Two patterns under the table. The Skill column is heavy on change and judgment — anything where you expect to keep modifying the implementation, or where the value is in encoded experience. The MCP column is heavy on distribution and contract — anything where multiple consumers, long-term stability, or a non-coder caller is in the picture.

If the row you care about isn't here, that itself is a signal. It probably means the question is really about something else — a missing CLI, an unclear ownership boundary, or a host limitation — and the Skill-or-MCP framing isn't going to settle it.

A Skill gotcha that's nowhere in the docs: description is a classifier prompt

One thing the SKILL.md reference pages do not spell out: the description field is not marketplace copy. It's a lightweight classifier prompt. The agent reads it to decide whether to load this Skill at all, and the wording of that one paragraph is what triggers — or fails to trigger — your runbook.

The first time I wrote a description, I made the mistake almost everyone makes. I described the Skill the way you'd pitch a product feature: "transcribe, summarize, clean, content rewrite, video download…". The model started reaching for it on adjacent tasks where it had no business — anything that smelled like "text" or "video" pulled it in.

The fix wasn't writing more. It was writing narrower, in a different shape entirely. I rewrote the description as "trigger when X / do not trigger when Y" — explicit positive and negative conditions. The mistriggers stopped almost immediately, and the relevant ones got more reliable.

If you've shipped a Skill that "feels flaky" or "fires when it shouldn't", check the description before you touch the runbook. Treat it as the conditional you're handing the agent, not as the README header.

My rule of thumb (and where it stops working)

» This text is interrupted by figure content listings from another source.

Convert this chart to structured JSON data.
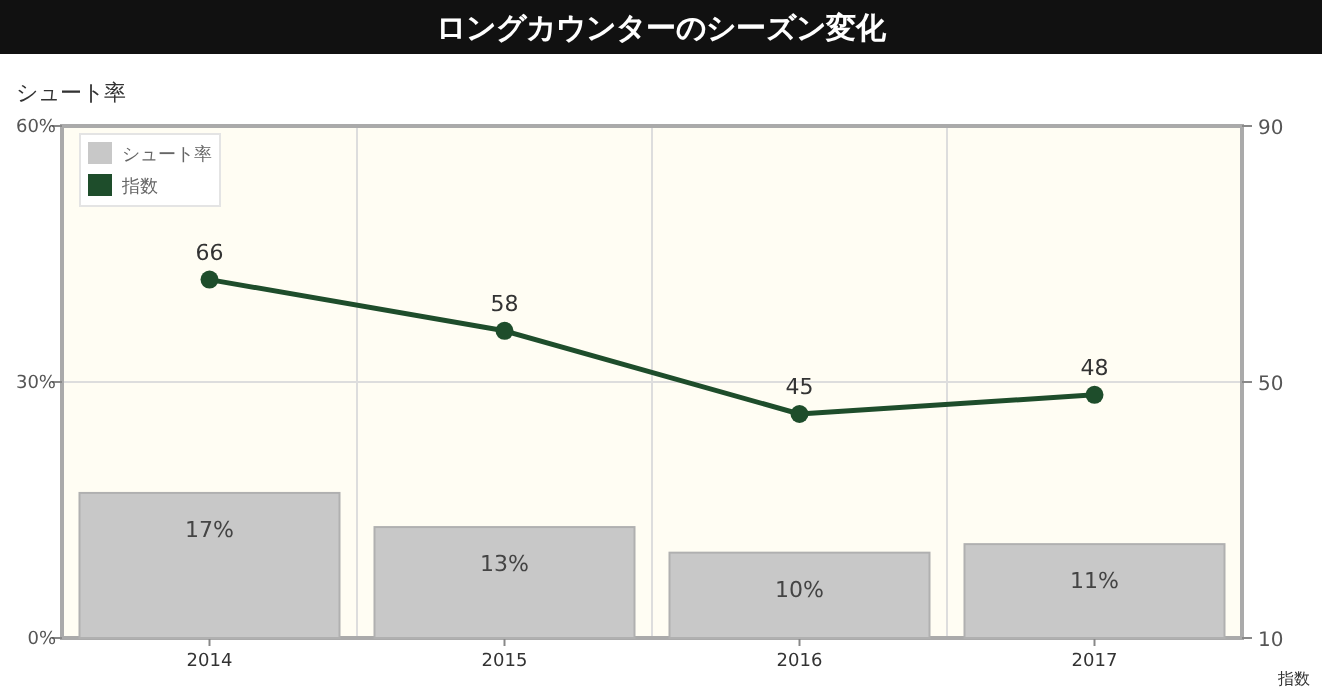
{
  "chart_data": {
    "type": "bar",
    "title": "ロングカウンターのシーズン変化",
    "ylabel": "シュート率",
    "y2label": "指数",
    "categories": [
      "2014",
      "2015",
      "2016",
      "2017"
    ],
    "series": [
      {
        "name": "シュート率",
        "color": "#c8c8c8",
        "values": [
          17,
          13,
          10,
          11
        ],
        "value_labels": [
          "17%",
          "13%",
          "10%",
          "11%"
        ]
      },
      {
        "name": "指数",
        "type": "line",
        "axis": "y2",
        "color": "#1e4d2b",
        "values": [
          66,
          58,
          45,
          48
        ],
        "value_labels": [
          "66",
          "58",
          "45",
          "48"
        ]
      }
    ],
    "ylim": [
      0,
      60
    ],
    "yticks": [
      {
        "value": 0,
        "label": "0%"
      },
      {
        "value": 30,
        "label": "30%"
      },
      {
        "value": 60,
        "label": "60%"
      }
    ],
    "y2lim": [
      10,
      90
    ],
    "y2ticks": [
      10,
      50,
      90
    ],
    "grid": true,
    "legend": "top left",
    "marker": "circle"
  }
}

So here's how I'd compress everything above into one sentence I actually use:

If you're building a coding agent, build everything you can as CLI + Skill first. Reach for MCP only for the things that genuinely live inside someone else's running system — Figma, Notion, Chrome, your design tool of the day. Don't do it the other way around.

That's the working rule. It comes out of six Skills, three hosts (Claude Code, Verdent, Codex), and a handful of MCP servers I've actually used in anger.

It doesn't generalize everywhere, and the honest version of this article has to say where.

  • If you're publishing an MCP server for a multi-client audience, this rule isn't yours. I haven't shipped one to a registry. The questions you'll face — transport choices, client compatibility, versioning, distribution — are the questions MCP was actually designed for, and you'll learn more from people doing it than from me.
  • If your agent runs on Claude Desktop or only through the bare Agent SDK, my Skill experience may not transfer cleanly. I run Skills on Claude Code, Verdent, and Codex; the host shapes what a Skill feels like in ways I can't speak to firsthand for the others.
  • If you're plugging this into an enterprise distribution story — pushing capabilities to non-engineers across teams — MCP starts winning rows that don't appear in my matrix. Standardized contracts, audit, and centralized control are real advantages I haven't had to optimize for.

If you're shipping a coding agent, write the Skills first.